Countless Croatians have written me objecting to my painting the pro-Ustasha mentality as being Croatia’s mainstream. Many told me that their grandparents fought for the Partisans. I replied on my blog at the time that these should be the Croatians who would share my concerns about modern-day Croatia, built on a war that revived Ustasha patriotism and symbolism. But now I understand. In Croatia, it’s fashionable to claim an Ustasha connection, and not a Partisan one. So in Croatia, they are pro-Ustasha, but in dealing with a member of the Western press, they either deny having Ustasha sympathies — with one reader even claiming that the Ustasha regime of WWII enjoyed only 2 percent support from the Croatian population.

It sounds like the same game that Croatia is playing with the EU for membership: the country will be who the West wants them to be for the moment, as it serves them. This explains a country that can have a sign for returning Serbian refugees, reading “Welcome Home, Serbs” while at the same time have a national holiday that celebrates the cleansing of 300,000 Serbs from its borders.

Croatians also like to blame the Serbs for Communism when it was a half Sloven-half Croat (Tito) who brought Communism to Yugoslavia and executed Draza Mihailovic, whose Royalist Chetniks actually fought both the Communists and the Nazis. AND YET Croatians manage to find fault with Mihailovic and the Chetniks, blaming them for everything as well. The funniest part, of course, is that they continue trying to perpetuate the outrageous myth that Mihailovic was a Nazi collaborator. (Yeah — like America would award a Legion of Merit to a Nazi collaborator.) It all amounts to a desperate attempt to diminish Croatians’ Fascist guilt by equating the Serbs with themselves. Meanwhile, we know that Croatia during the Third Reich was an Axis power and went beyond “collaboration”, the Ustashas forming long before Hitler’s rise and waiting for an opportunity to wipe out the Serbs, which WWII provided. In fact, if I were Hitler I’d feel quite used.

A Croatian movie which made it to American theatres this year illustrated, to a degree, the modern-day Croatian dilemma. It was called “I Love You.” This was the short NY Times review, titled “In Croatia, an Empty Life in Full View”:

“I Love You,” a bleak drama from the Croatian writer and director Dalibor Matanic, is an unusually perceptive scrutiny of absence and emptiness. Set in the filmmaker’s hometown, Zagreb, the movie follows a young advertising hotshot named Kreso (Kresimir Mikic), whose life is a thoughtless round of drinking, drugs and sex. When he gets into trouble, his lawyer father bails him out; when he is lonely, his gym buddies are preferable to the live-in girlfriend he barely speaks to. Then he learns he is H.I.V.-positive.
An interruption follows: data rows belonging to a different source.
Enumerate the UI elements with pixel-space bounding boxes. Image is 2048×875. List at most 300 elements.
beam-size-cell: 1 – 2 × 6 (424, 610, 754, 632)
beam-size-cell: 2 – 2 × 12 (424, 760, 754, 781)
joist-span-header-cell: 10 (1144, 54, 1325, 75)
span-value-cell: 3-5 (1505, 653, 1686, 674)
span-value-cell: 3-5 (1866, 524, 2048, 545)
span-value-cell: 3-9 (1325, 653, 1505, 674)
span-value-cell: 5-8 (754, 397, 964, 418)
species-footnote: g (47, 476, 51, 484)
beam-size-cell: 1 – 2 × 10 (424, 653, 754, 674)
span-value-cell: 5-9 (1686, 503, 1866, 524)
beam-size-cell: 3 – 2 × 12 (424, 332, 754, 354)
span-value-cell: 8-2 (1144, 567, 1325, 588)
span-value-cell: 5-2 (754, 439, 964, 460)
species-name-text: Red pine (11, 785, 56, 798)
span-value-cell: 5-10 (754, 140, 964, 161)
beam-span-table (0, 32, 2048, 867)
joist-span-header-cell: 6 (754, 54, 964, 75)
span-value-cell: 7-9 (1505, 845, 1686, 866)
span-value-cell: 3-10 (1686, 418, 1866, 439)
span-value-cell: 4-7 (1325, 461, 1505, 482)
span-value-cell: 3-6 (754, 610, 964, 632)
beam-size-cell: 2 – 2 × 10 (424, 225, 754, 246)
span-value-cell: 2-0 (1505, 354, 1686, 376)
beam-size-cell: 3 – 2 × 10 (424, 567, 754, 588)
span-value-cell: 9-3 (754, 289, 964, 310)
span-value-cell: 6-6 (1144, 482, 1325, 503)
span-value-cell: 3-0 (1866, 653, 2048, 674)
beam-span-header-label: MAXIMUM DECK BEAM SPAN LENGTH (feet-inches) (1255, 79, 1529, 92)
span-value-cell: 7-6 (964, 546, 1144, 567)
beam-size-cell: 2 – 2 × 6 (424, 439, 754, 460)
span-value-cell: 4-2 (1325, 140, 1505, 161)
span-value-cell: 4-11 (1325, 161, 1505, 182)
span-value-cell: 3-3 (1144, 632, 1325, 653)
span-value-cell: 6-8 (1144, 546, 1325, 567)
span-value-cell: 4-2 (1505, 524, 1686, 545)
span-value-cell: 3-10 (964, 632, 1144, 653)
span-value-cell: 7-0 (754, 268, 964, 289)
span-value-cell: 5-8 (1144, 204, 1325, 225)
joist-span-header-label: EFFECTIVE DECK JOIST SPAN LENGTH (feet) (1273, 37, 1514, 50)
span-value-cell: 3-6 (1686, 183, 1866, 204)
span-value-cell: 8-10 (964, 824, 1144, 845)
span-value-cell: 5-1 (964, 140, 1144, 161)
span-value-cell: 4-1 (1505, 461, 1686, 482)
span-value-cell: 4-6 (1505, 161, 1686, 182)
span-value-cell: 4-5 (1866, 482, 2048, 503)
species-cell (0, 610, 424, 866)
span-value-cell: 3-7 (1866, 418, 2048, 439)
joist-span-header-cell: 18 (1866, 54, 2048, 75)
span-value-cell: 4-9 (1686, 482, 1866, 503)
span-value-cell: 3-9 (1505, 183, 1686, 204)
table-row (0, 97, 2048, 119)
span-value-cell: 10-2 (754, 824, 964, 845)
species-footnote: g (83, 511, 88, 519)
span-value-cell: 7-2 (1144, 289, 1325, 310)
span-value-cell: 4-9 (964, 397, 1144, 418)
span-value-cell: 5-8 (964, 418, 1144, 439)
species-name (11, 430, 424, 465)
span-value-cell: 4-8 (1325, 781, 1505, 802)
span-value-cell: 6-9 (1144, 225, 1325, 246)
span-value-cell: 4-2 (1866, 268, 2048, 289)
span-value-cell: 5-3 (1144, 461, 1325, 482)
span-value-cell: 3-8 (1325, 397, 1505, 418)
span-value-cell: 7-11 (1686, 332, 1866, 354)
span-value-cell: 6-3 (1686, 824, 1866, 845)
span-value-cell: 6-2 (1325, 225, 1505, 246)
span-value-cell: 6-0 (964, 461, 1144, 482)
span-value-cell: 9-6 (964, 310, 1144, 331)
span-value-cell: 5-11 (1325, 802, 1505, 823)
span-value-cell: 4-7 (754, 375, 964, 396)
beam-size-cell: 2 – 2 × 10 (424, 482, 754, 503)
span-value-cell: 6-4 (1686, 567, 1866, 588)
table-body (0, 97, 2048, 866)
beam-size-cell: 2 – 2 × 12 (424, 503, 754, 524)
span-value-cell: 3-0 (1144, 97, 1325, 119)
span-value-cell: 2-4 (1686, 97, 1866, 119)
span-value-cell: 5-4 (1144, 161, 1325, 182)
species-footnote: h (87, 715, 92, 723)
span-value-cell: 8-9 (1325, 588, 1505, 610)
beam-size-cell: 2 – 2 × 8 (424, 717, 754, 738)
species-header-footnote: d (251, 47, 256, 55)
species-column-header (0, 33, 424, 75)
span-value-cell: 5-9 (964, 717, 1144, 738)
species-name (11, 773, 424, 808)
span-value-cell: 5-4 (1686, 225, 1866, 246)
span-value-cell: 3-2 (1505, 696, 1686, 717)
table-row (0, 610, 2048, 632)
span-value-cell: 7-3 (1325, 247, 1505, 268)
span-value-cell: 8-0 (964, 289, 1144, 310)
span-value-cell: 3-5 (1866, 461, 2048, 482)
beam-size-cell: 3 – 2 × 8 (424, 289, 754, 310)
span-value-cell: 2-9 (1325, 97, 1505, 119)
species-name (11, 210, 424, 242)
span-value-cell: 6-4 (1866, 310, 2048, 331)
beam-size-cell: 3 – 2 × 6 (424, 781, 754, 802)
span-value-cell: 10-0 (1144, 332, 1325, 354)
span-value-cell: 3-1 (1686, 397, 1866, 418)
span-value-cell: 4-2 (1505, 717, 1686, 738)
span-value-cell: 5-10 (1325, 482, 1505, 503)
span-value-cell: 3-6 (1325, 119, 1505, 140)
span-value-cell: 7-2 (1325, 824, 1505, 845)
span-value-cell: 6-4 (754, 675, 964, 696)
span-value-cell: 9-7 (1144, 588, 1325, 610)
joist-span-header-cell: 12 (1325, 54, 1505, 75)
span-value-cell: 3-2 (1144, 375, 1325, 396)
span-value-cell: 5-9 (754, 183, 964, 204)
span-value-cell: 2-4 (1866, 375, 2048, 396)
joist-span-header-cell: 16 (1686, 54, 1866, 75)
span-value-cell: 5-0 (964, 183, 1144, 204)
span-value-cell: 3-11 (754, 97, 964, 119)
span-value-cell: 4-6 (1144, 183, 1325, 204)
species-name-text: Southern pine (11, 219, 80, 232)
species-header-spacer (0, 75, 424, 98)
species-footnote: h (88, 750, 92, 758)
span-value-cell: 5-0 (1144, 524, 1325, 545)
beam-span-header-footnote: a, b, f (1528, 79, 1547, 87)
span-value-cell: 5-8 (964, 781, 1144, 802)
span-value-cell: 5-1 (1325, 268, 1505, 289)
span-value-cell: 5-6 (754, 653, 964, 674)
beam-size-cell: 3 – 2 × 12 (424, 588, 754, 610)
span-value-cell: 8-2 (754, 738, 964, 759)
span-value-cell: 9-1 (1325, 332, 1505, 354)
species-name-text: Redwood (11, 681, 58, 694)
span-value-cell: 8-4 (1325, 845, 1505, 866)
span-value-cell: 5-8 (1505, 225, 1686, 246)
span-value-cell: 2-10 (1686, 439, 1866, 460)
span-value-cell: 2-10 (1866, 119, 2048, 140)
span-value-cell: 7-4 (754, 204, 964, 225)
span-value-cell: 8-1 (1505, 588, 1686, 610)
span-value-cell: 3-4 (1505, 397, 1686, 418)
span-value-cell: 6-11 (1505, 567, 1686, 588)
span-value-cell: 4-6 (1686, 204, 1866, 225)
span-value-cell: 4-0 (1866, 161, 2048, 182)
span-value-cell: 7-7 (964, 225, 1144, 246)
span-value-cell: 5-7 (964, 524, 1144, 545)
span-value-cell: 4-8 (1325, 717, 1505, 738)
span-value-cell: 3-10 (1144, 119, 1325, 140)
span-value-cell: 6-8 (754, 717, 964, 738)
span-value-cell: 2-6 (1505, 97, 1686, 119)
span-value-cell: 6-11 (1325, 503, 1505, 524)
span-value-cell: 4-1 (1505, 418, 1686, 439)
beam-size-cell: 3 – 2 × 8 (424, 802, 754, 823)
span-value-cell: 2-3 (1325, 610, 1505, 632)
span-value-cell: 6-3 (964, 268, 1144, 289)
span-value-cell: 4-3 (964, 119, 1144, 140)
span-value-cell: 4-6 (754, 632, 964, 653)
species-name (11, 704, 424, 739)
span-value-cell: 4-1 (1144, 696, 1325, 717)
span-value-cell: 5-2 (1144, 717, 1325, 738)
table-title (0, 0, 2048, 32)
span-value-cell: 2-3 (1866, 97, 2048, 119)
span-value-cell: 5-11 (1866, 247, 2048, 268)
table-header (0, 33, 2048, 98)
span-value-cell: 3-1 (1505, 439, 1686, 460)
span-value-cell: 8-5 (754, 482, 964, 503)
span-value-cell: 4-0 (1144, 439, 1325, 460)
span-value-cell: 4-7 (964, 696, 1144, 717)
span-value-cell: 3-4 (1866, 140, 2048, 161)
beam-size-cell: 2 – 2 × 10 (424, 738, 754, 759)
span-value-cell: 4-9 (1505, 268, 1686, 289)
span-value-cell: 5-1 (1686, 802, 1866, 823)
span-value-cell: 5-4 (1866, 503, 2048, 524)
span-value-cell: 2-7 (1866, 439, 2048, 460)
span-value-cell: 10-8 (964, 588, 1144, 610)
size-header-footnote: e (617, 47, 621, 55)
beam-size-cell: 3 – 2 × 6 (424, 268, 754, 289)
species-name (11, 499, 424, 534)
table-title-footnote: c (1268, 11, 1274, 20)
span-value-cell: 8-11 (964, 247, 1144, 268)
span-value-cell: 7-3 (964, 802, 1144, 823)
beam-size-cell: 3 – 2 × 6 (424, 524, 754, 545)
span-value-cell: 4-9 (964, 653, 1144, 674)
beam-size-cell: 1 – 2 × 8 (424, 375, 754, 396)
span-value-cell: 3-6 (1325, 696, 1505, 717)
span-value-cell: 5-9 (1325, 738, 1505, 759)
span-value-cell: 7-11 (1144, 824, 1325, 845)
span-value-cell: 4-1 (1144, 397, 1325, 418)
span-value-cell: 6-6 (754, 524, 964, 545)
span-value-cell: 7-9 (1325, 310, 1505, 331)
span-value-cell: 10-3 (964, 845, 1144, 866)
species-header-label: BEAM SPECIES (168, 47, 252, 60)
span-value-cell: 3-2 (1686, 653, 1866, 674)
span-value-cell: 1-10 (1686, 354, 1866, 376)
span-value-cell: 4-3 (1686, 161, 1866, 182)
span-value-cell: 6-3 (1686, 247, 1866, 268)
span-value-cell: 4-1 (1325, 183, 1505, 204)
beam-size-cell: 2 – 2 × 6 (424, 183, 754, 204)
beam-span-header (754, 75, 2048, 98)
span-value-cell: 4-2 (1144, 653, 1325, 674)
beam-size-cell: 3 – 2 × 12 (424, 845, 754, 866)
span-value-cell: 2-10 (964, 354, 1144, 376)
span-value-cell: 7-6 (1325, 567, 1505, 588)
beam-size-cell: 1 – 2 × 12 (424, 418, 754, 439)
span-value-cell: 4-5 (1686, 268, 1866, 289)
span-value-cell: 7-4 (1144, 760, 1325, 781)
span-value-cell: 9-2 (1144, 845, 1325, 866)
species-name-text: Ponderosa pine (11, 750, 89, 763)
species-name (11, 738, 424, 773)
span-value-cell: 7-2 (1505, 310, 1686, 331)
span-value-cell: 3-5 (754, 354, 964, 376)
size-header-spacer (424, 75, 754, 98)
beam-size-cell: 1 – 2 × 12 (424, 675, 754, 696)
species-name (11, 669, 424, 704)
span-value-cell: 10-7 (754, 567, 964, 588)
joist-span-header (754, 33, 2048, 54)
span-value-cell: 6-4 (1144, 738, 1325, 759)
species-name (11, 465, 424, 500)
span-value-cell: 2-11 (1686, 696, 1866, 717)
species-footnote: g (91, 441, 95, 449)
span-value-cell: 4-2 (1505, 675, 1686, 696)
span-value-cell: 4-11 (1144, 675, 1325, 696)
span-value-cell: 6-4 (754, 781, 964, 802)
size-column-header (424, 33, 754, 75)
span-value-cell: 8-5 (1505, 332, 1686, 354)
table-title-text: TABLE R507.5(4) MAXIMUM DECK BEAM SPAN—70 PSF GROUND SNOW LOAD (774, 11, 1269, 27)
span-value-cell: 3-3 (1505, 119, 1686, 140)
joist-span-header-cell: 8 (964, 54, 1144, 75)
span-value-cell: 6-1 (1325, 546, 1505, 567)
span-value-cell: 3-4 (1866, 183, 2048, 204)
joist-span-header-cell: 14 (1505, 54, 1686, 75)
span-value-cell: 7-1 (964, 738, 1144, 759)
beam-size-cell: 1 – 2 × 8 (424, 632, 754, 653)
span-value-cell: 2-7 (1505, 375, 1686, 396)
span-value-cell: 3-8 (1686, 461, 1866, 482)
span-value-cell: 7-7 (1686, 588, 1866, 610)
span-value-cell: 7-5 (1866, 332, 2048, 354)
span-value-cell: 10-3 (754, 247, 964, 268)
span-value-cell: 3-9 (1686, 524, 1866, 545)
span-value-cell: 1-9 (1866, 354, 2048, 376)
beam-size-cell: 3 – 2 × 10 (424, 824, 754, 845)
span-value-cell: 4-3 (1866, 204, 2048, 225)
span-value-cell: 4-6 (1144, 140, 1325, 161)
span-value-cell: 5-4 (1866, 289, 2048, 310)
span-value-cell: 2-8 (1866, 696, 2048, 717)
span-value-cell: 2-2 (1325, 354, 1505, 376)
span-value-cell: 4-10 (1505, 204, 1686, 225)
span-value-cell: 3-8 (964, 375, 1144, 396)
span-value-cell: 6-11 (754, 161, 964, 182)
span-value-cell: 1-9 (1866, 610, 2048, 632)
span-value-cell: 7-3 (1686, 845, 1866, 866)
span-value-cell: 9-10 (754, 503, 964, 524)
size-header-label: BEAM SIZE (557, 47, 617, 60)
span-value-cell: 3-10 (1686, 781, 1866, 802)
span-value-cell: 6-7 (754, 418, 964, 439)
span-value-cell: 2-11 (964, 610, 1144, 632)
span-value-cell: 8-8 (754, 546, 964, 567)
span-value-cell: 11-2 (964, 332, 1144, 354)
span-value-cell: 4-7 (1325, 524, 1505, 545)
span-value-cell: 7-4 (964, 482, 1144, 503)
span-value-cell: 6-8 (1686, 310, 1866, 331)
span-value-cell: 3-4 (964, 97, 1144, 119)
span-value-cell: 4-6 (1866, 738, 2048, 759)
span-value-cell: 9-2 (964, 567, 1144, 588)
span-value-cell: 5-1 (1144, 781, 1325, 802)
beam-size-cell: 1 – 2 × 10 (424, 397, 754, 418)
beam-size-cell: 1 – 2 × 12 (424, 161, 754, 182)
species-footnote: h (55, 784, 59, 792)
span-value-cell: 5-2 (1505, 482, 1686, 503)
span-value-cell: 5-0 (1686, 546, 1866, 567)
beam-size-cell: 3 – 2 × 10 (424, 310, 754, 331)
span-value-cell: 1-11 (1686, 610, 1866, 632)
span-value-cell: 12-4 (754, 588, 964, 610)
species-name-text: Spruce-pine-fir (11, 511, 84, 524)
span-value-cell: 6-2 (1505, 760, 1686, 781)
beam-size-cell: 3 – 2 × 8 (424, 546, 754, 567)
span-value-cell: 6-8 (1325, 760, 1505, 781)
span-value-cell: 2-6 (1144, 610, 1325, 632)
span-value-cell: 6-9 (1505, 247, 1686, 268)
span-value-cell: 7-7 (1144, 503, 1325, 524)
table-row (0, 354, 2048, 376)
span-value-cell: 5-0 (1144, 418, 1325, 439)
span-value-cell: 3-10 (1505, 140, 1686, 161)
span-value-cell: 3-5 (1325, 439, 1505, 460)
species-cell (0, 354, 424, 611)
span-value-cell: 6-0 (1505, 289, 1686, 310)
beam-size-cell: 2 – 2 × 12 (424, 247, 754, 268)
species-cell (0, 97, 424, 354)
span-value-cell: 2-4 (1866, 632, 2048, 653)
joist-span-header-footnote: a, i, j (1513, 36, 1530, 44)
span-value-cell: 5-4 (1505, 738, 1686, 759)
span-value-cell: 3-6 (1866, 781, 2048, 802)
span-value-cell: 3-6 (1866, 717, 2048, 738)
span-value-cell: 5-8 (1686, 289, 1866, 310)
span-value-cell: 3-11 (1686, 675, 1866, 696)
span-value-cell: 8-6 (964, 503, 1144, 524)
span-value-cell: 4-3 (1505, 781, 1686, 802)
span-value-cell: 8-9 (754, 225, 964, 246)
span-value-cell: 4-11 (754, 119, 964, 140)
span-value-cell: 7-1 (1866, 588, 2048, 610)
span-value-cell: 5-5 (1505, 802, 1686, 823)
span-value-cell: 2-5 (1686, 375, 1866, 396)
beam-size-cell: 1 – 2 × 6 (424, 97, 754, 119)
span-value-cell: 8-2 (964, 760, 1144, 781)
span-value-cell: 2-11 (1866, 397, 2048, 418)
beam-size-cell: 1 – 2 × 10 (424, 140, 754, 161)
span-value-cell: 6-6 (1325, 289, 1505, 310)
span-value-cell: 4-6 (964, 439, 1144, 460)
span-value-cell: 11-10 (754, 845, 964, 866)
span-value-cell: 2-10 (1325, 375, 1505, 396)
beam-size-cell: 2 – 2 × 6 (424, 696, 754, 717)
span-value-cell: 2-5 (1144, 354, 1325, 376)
…As Kreso’s life is stripped away (“The company has to be clean, both inside and out,” says his unrepentant boss as he shows him the door), Kreso’s surroundings appear increasingly insubstantial and his connections with others more raw and violent…Opening and closing beneath the clinical glare of hospital lights, “I Love You” conjures a disaffected post-Communist life of casual hedonism and emotional bankruptcy. In its simple, unforced way, the movie is as much about the loss of a generation as the redemption of an individual.

In other words, Communism sucked — but so does “hedonistic” democracy, according to this Croatian film. No wonder Croatia longs for its fun-filled days as a Nazi satellite. Life had meaning and identity.